Eh - the scroll feature itself is so terrible, that having a zoomable version of it is a relief.

I like the Oregon Trail computer game (from the ancient floppy disk era) reference where the stick lady on the wagon asks the stick man: “You brought no food and how many boxes of bullets?”

I haven’t spent much time yet looking at this enormous XKCD scrolling stick world. How much time does it take to browse the whole thing?

I spent half an hour looking around and I’m sure there is still a lot more than I haven’t seen; I only found one edge (the right side); I started going to the left then eventually found underground passages and followed them to the right until they reached the surface again, then continued right from there (it ends with the initial character wondering where he will go next).

FWIW, the overall image dimensions, according to the page source, are 165,888 by 79,872 pixels (13.2 billion pixels), which appears to be made up of 2,048 pixel square images (here is the one for the rightmost part). That’s about 200 by 100 feet, depending on your monitor size/resolution (pixels per inch). No wonder the mice are wearing out; I’d look more if they had keyboard scrolling.

Am I the only one who is less than impressed by this? I love xkcd, and this is OK, but I just don’t get why people are so gaga over it. It’s a big picture. Whatever.
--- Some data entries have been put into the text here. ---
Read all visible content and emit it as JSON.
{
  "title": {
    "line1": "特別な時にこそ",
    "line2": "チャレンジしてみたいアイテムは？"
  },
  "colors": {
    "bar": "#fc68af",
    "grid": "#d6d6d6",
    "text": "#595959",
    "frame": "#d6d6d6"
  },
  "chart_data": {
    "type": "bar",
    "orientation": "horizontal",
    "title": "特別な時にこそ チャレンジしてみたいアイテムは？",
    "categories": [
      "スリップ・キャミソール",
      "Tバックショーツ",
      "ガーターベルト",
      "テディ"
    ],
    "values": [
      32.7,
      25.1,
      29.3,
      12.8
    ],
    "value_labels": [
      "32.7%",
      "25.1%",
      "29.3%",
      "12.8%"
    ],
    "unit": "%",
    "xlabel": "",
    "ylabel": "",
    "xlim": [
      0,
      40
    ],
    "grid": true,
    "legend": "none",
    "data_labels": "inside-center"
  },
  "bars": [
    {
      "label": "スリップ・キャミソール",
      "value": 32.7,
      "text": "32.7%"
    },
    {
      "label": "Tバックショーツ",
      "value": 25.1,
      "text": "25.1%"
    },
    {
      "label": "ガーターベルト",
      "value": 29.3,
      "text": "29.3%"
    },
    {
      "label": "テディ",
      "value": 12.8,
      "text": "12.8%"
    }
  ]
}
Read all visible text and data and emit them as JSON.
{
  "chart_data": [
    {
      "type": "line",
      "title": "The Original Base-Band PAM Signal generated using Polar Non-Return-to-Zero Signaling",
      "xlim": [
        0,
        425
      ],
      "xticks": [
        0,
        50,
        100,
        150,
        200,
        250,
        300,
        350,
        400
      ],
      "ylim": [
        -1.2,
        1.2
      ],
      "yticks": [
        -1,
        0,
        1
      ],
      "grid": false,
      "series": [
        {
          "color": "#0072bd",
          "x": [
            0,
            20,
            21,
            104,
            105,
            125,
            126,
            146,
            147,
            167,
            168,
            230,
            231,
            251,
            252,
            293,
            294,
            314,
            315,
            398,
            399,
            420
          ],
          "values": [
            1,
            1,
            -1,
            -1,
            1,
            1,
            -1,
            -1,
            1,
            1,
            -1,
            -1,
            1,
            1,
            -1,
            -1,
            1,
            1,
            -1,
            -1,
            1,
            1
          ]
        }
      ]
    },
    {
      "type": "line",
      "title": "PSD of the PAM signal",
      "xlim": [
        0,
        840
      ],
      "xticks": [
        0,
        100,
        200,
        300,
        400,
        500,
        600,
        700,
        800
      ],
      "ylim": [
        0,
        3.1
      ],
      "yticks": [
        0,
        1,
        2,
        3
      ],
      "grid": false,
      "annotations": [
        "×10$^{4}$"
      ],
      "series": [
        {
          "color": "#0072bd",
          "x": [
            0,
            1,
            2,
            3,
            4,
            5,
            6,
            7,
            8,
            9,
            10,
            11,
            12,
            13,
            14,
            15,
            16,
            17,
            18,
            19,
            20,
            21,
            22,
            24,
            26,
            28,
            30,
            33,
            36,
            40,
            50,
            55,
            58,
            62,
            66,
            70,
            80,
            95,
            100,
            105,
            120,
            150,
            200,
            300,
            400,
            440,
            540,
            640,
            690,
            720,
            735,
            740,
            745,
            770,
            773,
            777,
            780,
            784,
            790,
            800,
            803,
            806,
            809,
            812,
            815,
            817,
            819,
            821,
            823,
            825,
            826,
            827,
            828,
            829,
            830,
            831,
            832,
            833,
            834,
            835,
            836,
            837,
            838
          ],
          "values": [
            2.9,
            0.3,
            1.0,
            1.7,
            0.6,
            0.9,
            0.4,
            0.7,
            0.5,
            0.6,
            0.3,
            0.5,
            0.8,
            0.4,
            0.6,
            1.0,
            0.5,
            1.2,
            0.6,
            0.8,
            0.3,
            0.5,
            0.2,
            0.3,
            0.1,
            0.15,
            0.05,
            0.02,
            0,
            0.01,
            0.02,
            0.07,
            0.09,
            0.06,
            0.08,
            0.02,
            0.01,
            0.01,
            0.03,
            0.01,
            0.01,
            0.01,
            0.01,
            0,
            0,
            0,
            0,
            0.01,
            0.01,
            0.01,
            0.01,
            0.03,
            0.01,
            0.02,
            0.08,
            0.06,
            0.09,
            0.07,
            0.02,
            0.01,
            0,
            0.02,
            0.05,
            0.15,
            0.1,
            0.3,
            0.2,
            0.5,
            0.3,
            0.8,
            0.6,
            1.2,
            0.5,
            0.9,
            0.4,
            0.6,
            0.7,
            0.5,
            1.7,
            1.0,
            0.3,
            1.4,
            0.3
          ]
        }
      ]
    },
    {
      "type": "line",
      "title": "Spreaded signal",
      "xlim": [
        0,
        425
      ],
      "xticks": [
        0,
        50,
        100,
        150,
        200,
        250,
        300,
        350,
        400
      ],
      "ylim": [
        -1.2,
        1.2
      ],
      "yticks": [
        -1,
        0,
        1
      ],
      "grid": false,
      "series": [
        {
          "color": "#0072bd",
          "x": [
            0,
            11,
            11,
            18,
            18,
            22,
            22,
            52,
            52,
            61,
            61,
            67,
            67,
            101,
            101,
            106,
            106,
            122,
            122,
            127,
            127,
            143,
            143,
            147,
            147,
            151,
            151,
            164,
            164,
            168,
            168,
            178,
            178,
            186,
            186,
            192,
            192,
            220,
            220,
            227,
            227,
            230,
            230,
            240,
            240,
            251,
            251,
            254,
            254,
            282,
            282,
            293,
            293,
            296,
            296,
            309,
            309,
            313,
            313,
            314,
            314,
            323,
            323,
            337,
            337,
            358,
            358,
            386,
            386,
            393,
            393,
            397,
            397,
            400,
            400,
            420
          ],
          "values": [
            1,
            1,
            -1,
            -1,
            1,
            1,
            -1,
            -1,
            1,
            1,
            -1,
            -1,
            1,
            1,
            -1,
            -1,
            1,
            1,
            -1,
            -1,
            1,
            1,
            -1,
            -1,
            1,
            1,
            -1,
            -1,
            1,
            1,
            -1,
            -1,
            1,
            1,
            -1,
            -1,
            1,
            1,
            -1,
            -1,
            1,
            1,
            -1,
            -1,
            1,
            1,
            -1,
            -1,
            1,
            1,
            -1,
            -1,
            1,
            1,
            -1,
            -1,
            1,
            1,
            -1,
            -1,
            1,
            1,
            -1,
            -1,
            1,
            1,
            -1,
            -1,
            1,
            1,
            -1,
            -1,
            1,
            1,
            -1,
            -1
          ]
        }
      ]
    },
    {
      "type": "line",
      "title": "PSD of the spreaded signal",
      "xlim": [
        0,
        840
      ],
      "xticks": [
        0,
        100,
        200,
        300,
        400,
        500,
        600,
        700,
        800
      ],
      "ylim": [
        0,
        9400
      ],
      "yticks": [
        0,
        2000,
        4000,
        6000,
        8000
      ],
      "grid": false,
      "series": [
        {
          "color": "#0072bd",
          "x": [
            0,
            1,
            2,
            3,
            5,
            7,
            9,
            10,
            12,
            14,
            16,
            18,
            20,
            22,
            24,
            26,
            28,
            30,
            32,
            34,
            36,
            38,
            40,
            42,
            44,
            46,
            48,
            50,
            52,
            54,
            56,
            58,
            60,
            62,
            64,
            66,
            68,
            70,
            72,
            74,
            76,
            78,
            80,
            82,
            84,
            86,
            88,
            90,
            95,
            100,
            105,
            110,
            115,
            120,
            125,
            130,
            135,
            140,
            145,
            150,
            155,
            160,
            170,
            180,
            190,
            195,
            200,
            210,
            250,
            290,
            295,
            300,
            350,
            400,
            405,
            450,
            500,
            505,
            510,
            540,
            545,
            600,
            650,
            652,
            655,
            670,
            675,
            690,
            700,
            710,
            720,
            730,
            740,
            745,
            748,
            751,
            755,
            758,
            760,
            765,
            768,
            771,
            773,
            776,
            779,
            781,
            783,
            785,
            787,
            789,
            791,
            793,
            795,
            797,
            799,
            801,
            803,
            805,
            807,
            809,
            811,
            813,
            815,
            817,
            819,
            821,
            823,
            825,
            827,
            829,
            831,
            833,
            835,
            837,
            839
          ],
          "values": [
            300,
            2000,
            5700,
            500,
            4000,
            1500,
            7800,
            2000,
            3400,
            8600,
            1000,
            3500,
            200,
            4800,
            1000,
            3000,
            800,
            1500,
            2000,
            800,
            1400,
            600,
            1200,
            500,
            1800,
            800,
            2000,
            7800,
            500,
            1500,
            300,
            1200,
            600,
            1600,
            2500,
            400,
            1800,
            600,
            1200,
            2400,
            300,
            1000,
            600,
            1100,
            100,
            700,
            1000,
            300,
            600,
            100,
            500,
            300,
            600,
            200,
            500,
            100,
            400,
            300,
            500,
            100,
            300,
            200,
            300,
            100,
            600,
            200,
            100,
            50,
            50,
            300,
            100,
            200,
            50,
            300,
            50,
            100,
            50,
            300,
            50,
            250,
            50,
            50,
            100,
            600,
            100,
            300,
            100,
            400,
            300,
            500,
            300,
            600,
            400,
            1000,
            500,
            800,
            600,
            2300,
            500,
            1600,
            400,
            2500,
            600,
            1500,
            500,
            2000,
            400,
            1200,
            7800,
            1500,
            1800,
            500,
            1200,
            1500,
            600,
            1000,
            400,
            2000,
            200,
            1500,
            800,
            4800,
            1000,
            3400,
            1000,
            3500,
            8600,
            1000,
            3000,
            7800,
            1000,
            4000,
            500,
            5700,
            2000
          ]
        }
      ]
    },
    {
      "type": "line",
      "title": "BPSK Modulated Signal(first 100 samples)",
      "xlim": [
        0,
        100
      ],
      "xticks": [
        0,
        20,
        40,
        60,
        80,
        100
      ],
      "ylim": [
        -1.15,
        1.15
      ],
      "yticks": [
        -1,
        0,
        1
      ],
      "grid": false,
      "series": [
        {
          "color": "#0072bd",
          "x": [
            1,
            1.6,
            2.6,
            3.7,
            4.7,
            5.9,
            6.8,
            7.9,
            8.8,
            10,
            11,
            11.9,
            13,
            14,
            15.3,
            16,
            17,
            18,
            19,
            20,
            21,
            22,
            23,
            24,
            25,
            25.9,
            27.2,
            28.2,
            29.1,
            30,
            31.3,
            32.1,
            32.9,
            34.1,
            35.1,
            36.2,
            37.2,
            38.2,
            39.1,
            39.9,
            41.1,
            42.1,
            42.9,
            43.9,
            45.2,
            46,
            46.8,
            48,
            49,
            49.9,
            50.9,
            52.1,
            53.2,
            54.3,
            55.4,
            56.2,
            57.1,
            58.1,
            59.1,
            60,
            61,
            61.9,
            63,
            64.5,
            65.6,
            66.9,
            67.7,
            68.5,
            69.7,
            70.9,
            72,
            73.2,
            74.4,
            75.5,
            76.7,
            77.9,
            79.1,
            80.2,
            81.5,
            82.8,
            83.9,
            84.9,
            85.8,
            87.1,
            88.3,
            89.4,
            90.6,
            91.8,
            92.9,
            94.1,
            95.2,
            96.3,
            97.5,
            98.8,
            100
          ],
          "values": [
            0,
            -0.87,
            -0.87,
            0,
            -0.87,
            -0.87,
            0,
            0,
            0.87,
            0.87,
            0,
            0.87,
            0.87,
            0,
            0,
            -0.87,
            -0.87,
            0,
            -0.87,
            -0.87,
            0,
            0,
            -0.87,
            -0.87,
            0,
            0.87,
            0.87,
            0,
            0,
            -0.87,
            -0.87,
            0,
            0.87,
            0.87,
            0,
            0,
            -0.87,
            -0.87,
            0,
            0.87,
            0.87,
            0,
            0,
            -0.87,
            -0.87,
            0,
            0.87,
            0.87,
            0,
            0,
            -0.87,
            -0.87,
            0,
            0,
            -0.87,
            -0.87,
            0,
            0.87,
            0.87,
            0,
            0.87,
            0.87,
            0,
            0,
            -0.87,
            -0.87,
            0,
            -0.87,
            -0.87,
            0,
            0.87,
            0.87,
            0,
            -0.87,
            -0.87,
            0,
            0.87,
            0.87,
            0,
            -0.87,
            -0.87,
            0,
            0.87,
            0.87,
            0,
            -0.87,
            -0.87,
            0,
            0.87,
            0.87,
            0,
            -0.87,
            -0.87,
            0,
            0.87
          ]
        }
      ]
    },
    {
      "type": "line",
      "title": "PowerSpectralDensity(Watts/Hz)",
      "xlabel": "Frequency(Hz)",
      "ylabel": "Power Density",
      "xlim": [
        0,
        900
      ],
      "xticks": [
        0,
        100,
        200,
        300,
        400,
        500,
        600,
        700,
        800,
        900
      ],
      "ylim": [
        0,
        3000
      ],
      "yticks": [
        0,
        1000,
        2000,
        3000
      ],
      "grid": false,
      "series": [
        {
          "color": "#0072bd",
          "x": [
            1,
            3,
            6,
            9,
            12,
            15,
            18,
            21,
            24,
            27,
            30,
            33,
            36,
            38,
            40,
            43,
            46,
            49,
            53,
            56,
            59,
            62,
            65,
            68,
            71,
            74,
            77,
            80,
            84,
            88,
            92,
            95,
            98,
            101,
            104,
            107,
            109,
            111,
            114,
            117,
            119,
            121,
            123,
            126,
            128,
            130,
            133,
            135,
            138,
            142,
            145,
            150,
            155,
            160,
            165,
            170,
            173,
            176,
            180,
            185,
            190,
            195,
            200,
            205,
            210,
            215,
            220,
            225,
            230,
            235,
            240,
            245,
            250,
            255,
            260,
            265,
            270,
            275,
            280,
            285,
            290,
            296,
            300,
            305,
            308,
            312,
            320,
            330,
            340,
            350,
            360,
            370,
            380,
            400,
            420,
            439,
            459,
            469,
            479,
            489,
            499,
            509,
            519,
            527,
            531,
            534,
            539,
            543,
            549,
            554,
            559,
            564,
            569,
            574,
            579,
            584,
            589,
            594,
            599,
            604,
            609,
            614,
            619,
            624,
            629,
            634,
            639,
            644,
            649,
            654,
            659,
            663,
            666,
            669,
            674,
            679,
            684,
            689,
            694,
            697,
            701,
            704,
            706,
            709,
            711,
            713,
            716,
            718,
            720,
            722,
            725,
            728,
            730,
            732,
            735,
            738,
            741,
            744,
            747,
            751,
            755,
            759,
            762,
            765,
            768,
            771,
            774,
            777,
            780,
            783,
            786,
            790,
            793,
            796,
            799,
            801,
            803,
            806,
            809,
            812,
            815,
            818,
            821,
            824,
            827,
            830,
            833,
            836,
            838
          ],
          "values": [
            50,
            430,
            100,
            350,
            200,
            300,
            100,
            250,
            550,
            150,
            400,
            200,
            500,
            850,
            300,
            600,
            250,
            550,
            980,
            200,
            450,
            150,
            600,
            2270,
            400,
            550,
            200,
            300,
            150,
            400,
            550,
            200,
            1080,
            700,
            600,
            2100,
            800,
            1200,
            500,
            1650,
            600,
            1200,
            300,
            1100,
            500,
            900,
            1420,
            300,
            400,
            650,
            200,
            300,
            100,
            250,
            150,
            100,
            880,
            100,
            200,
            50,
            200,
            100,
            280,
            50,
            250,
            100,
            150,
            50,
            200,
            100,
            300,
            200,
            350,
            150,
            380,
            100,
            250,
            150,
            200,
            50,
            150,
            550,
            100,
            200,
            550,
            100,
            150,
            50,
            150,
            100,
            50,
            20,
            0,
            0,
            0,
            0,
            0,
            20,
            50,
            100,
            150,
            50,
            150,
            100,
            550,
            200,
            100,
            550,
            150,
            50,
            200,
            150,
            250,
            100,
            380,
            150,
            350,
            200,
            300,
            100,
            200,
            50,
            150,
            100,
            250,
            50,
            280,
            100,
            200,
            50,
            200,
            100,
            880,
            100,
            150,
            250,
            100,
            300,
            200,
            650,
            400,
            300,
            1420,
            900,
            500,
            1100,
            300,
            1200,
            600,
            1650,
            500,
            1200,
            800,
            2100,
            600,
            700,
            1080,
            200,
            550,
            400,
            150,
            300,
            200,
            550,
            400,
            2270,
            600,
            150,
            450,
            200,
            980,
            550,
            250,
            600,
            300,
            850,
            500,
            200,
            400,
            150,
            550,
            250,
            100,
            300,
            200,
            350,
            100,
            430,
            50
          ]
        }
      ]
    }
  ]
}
That’s still missing the point. The scroll itself is limited compared to other easier methods of viewing a large picture such as zoom in the same way that walking is limited compared to other easier methods of travel such as flight. Flight is quite literally the same as a zoom function; you go very high up, travel a smaller distance (or at least the same distance in a shorter amount of time), then go back down to ground detail.

In doing that, however, you can lose perspective on how big the entire thing really is. I can get on a plane and fly from Phoenix to Seattle in a few hours and think nothing of it, but that same journey on the ground encompasses an absolutely staggering amount of stuff. It’s not something we think about very much any more. We do talk about it occasionally when we talk about globalization and the world getting smaller, but that’s only an abstraction due to our ability to instantly communicate and to travel anywhere in the world within a day or two. I don’t think most of us first worlders have a real appreciation for the sheer scale of things these days.

“Seeing the world” is a monumental task.

Is the tree with the tire swing on it (on the mountain to the right of the starting point) the Giving Tree?